En dehors ici de l’état limite de la langue française de la traduction standard, l’on comprend que selon cette interprétation Dieu peut décider d’abroger/nasakha tel ou tel verset. Mais alors, le segment « ou que Nous le fassions oublier » est problématique, car il suppose au minimum que Dieu, après les avoir révélés, aurait effacé des versets de la mémoire du Prophète et de celle de tous les Compagnons les ayant appris. Un tel changement d’avis pourrait se comprendre s’agissant d’un piètre écrivain qui reverrait sa copie, mais venant de Dieu, cela ne peut guère s’admettre. De même, le segment « Nous en apportons un meilleur, ou un semblable » soulève deux problèmes : 1- Si Dieu apporte un verset « meilleur », c’est qu’Il juge que le premier était moins bon ; Dieu connaîtrait-Il l’imperfection ! 2- Si Dieu apporte un verset « semblable », ce qui est pour le moins inutile, Dieu connaîtrait-Il le doute ! Ces remarques liées à l’interprétation orthodoxe de ce verset-clef et au principe de l’abrogation soulèvent des difficultés d’ordre théologique. En effet, Dieu changerait-Il d’avis au point de raturer la Révélation ? Or, selon le dogme sunnite de l’incréation du Coran, si le Coran est en Dieu éternel et incréé. Comment donc le Coran, Parole de Dieu, pourrait-il connaître des modifications alors que le changement n’affecte que les réalités créées et ne peut être un attribut de Dieu ? [6]

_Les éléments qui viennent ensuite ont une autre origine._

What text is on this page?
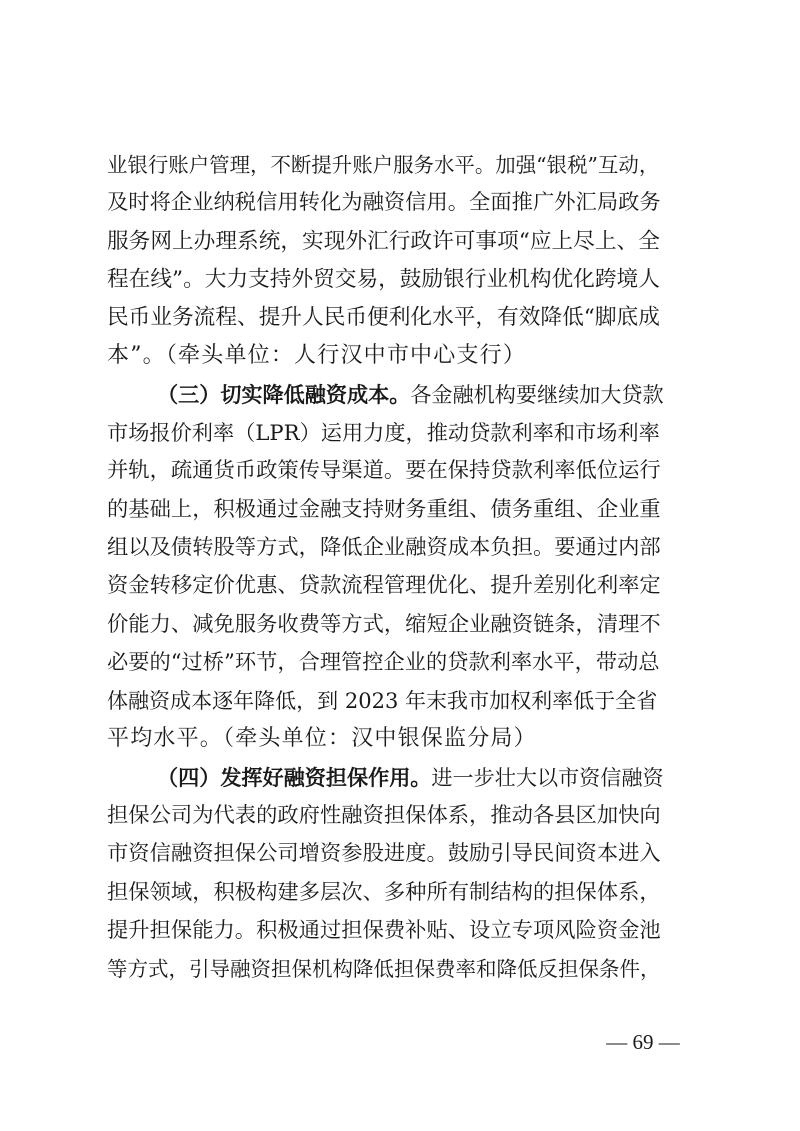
业银行账户管理，不断提升账户服务水平。加强“银税”互动，
及时将企业纳税信用转化为融资信用。全面推广外汇局政务
服务网上办理系统，实现外汇行政许可事项“应上尽上、全
程在线”。大力支持外贸交易，鼓励银行业机构优化跨境人
民币业务流程、提升人民币便利化水平，有效降低“脚底成
本”。（牵头单位：人行汉中市中心支行）
（三）切实降低融资成本。各金融机构要继续加大贷款
市场报价利率（LPR）运用力度，推动贷款利率和市场利率
并轨，疏通货币政策传导渠道。要在保持贷款利率低位运行
的基础上，积极通过金融支持财务重组、债务重组、企业重
组以及债转股等方式，降低企业融资成本负担。要通过内部
资金转移定价优惠、贷款流程管理优化、提升差别化利率定
价能力、减免服务收费等方式，缩短企业融资链条，清理不
必要的“过桥”环节，合理管控企业的贷款利率水平，带动总
体融资成本逐年降低，到 2023 年末我市加权利率低于全省
平均水平。（牵头单位：汉中银保监分局）
（四）发挥好融资担保作用。进一步壮大以市资信融资
担保公司为代表的政府性融资担保体系，推动各县区加快向
市资信融资担保公司增资参股进度。鼓励引导民间资本进入
担保领域，积极构建多层次、多种所有制结构的担保体系，
提升担保能力。积极通过担保费补贴、设立专项风险资金池
等方式，引导融资担保机构降低担保费率和降低反担保条件，
— 69 —
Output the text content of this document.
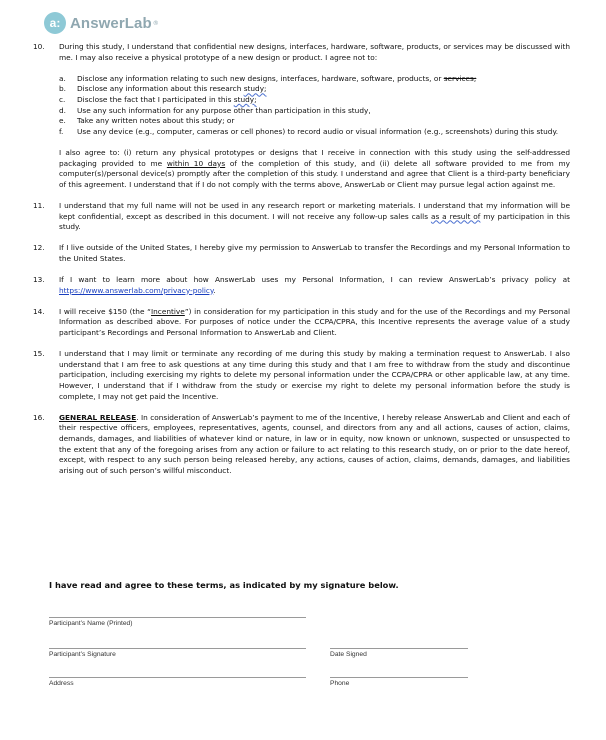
a: AnswerLab ®
10. During this study, I understand that confidential new designs, interfaces, hardware, software, products, or services may be discussed with me. I may also receive a physical prototype of a new design or product. I agree not to:

a. Disclose any information relating to such new designs, interfaces, hardware, software, products, or services;
b. Disclose any information about this research study;
c. Disclose the fact that I participated in this study;
d. Use any such information for any purpose other than participation in this study,
e. Take any written notes about this study; or
f. Use any device (e.g., computer, cameras or cell phones) to record audio or visual information (e.g., screenshots) during this study.

I also agree to: (i) return any physical prototypes or designs that I receive in connection with this study using the self-addressed packaging provided to me within 10 days of the completion of this study, and (ii) delete all software provided to me from my computer(s)/personal device(s) promptly after the completion of this study. I understand and agree that Client is a third-party beneficiary of this agreement. I understand that if I do not comply with the terms above, AnswerLab or Client may pursue legal action against me.

11. I understand that my full name will not be used in any research report or marketing materials. I understand that my information will be kept confidential, except as described in this document. I will not receive any follow-up sales calls as a result of my participation in this study.

12. If I live outside of the United States, I hereby give my permission to AnswerLab to transfer the Recordings and my Personal Information to the United States.

13. If I want to learn more about how AnswerLab uses my Personal Information, I can review AnswerLab’s privacy policy at https://www.answerlab.com/privacy-policy.

14. I will receive $150 (the “Incentive”) in consideration for my participation in this study and for the use of the Recordings and my Personal Information as described above. For purposes of notice under the CCPA/CPRA, this Incentive represents the average value of a study participant’s Recordings and Personal Information to AnswerLab and Client.

15. I understand that I may limit or terminate any recording of me during this study by making a termination request to AnswerLab. I also understand that I am free to ask questions at any time during this study and that I am free to withdraw from the study and discontinue participation, including exercising my rights to delete my personal information under the CCPA/CPRA or other applicable law, at any time. However, I understand that if I withdraw from the study or exercise my right to delete my personal information before the study is complete, I may not get paid the Incentive.

16. GENERAL RELEASE. In consideration of AnswerLab’s payment to me of the Incentive, I hereby release AnswerLab and Client and each of their respective officers, employees, representatives, agents, counsel, and directors from any and all actions, causes of action, claims, demands, damages, and liabilities of whatever kind or nature, in law or in equity, now known or unknown, suspected or unsuspected to the extent that any of the foregoing arises from any action or failure to act relating to this research study, on or prior to the date hereof, except, with respect to any such person being released hereby, any actions, causes of action, claims, demands, damages, and liabilities arising out of such person’s willful misconduct.

I have read and agree to these terms, as indicated by my signature below.
Participant’s Name (Printed)
Participant’s Signature	Date Signed
Address	Phone
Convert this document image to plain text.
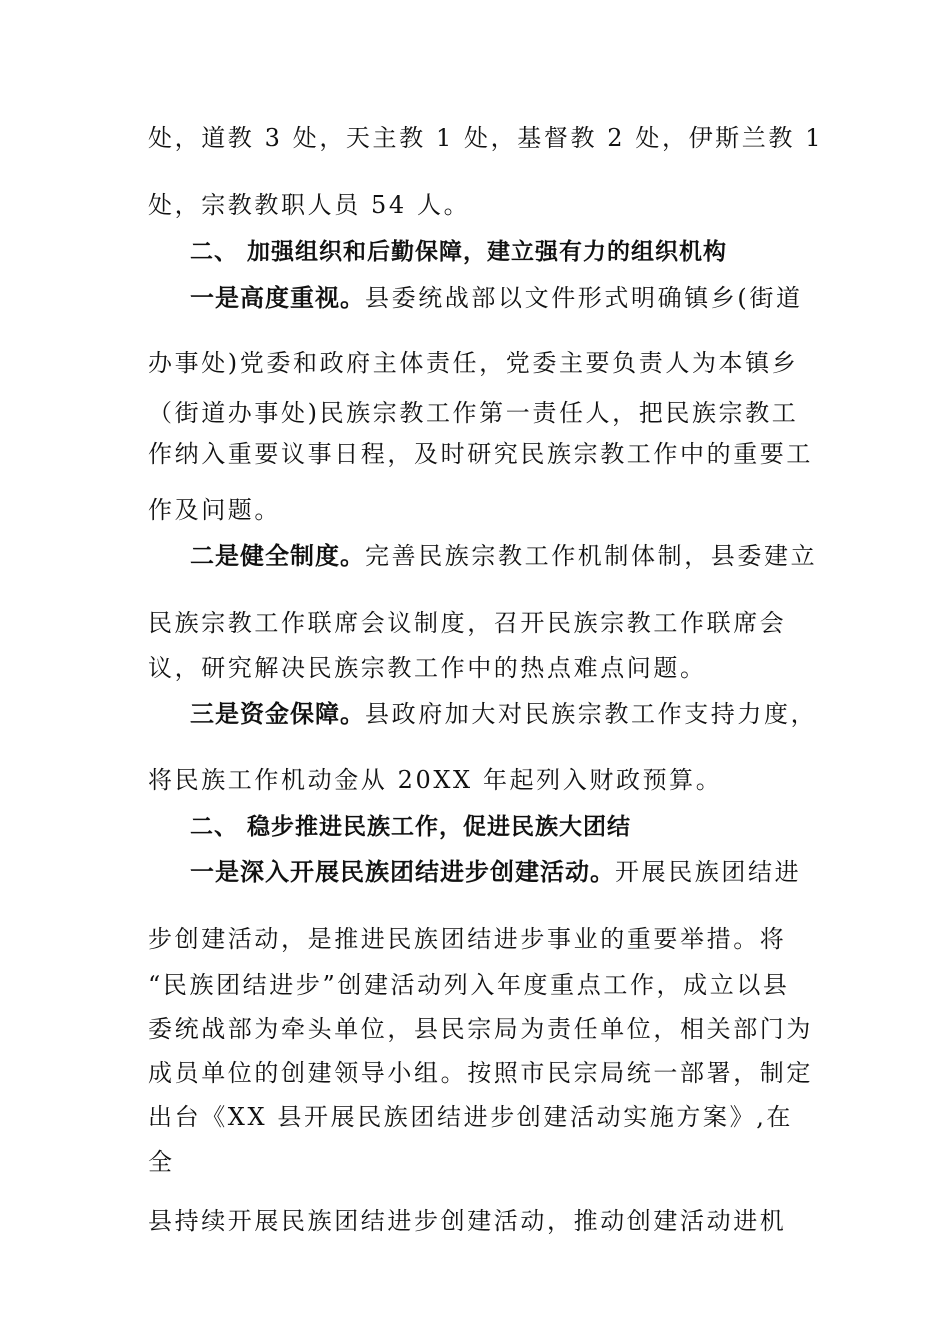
处，道教 3 处，天主教 1 处，基督教 2 处，伊斯兰教 1
处，宗教教职人员 54 人。
二、 加强组织和后勤保障，建立强有力的组织机构
一是高度重视。县委统战部以文件形式明确镇乡(街道
办事处)党委和政府主体责任，党委主要负责人为本镇乡
（街道办事处)民族宗教工作第一责任人，把民族宗教工
作纳入重要议事日程，及时研究民族宗教工作中的重要工
作及问题。
二是健全制度。完善民族宗教工作机制体制，县委建立
民族宗教工作联席会议制度，召开民族宗教工作联席会
议，研究解决民族宗教工作中的热点难点问题。
三是资金保障。县政府加大对民族宗教工作支持力度，
将民族工作机动金从 20XX 年起列入财政预算。
二、 稳步推进民族工作，促进民族大团结
一是深入开展民族团结进步创建活动。开展民族团结进
步创建活动，是推进民族团结进步事业的重要举措。将
“民族团结进步”创建活动列入年度重点工作，成立以县
委统战部为牵头单位，县民宗局为责任单位，相关部门为
成员单位的创建领导小组。按照市民宗局统一部署，制定
出台《XX 县开展民族团结进步创建活动实施方案》,在
全
县持续开展民族团结进步创建活动，推动创建活动进机
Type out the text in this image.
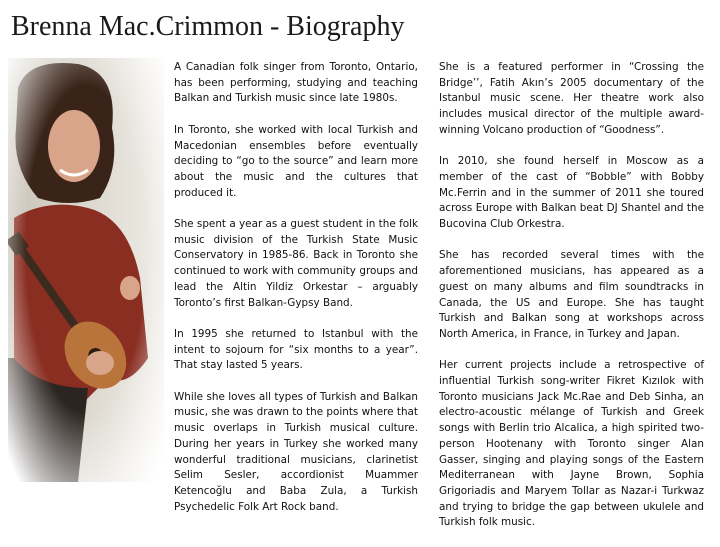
Brenna Mac.Crimmon - Biography

A Canadian folk singer from Toronto, Ontario, has been performing, studying and teaching Balkan and Turkish music since late 1980s.

In Toronto, she worked with local Turkish and Macedonian ensembles before eventually deciding to “go to the source” and learn more about the music and the cultures that produced it.

She spent a year as a guest student in the folk music division of the Turkish State Music Conservatory in 1985-86. Back in Toronto she continued to work with community groups and lead the Altin Yildiz Orkestar – arguably Toronto’s first Balkan-Gypsy Band.

In 1995 she returned to Istanbul with the intent to sojourn for “six months to a year”. That stay lasted 5 years.

While she loves all types of Turkish and Balkan music, she was drawn to the points where that music overlaps in Turkish musical culture. During her years in Turkey she worked many wonderful traditional musicians, clarinetist Selim Sesler, accordionist Muammer Ketencoğlu and Baba Zula, a Turkish Psychedelic Folk Art Rock band.

She is a featured performer in “Crossing the Bridge’’, Fatih Akın’s 2005 documentary of the Istanbul music scene. Her theatre work also includes musical director of the multiple award-winning Volcano production of “Goodness”.

In 2010, she found herself in Moscow as a member of the cast of “Bobble” with Bobby Mc.Ferrin and in the summer of 2011 she toured across Europe with Balkan beat DJ Shantel and the Bucovina Club Orkestra.

She has recorded several times with the aforementioned musicians, has appeared as a guest on many albums and film soundtracks in Canada, the US and Europe. She has taught Turkish and Balkan song at workshops across North America, in France, in Turkey and Japan.

Her current projects include a retrospective of influential Turkish song-writer Fikret Kızılok with Toronto musicians Jack Mc.Rae and Deb Sinha, an electro-acoustic mélange of Turkish and Greek songs with Berlin trio Alcalica, a high spirited two-person Hootenany with Toronto singer Alan Gasser, singing and playing songs of the Eastern Mediterranean with Jayne Brown, Sophia Grigoriadis and Maryem Tollar as Nazar-i Turkwaz and trying to bridge the gap between ukulele and Turkish folk music.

Même élevée finalement au rang de dogme par le consensus,[7] la croyance en l’abrogation suscita et suscite encore de nombreuses autres questions : Si la Révélation avait abrogé tel ou tel verset, le Coran ne nous indique jamais le ou les versets abrogeants et abrogés, devrions-nous donc les deviner ? Pourquoi, si tel avait été le cas, le Prophète n’aurait-il pas ordonné que l’on effaçât de la mémoire et de l’écrit les versets abrogés ? Si le Prophète et les Compagnons avaient appris que tel verset était abrogé, alors pourquoi ont-ils continué à le transmettre et à l’enseigner ? Ce constat indiscutable n’est-il pas en soi la preuve que l’abrogation est un procédé exégétique postérieur au Coran ? Comment expliquer qu’aucun hadîth du Prophète n’enseigne le fait que tel verset est abrogé par tel autre ? C’est pourtant en matière de révélation du Coran le minimum auquel l’on aurait pu s’attendre ! Il nous faudrait donc en la matière nous fier aux seuls avis exégétiques d’hommes qui, tout doctes qu’ils soient, ne sont pas d’accord entre eux sur la question puisque le nombre de versets abrogés varie selon les auteurs de 3 à 300 ! [8] Plus encore, le verset abrogeant pour certains est un verset abrogé pour d’autres ! [9] Comment donc en ces conditions déterminer l’abrogeant de l’abrogé ? Au final, quelle est donc cette “science” qui ampute la Parole de Dieu et de Son prophète, sans que Dieu et Son prophète aient fourni la moindre indication ? !
• Que dit le Coran
Face à l’ensemble des questions soulevées, il est rationnellement difficile d’admettre l’interprétation officielle du verset référent, il est donc essentiel d’en réaliser l’Analyse littérale afin d’en déterminer le Sens littéral. En voici la traduction littérale que par la suite nous allons justifier et expliciter : « Que Nous transférions/nasakha un verset ou que Nous le différions/nansa’a-hâ, Nous en apportons un meilleur ou un équivalent. Ne sais-tu pas que Dieu a sur toute chose pouvoir ! », S2.V106.[10]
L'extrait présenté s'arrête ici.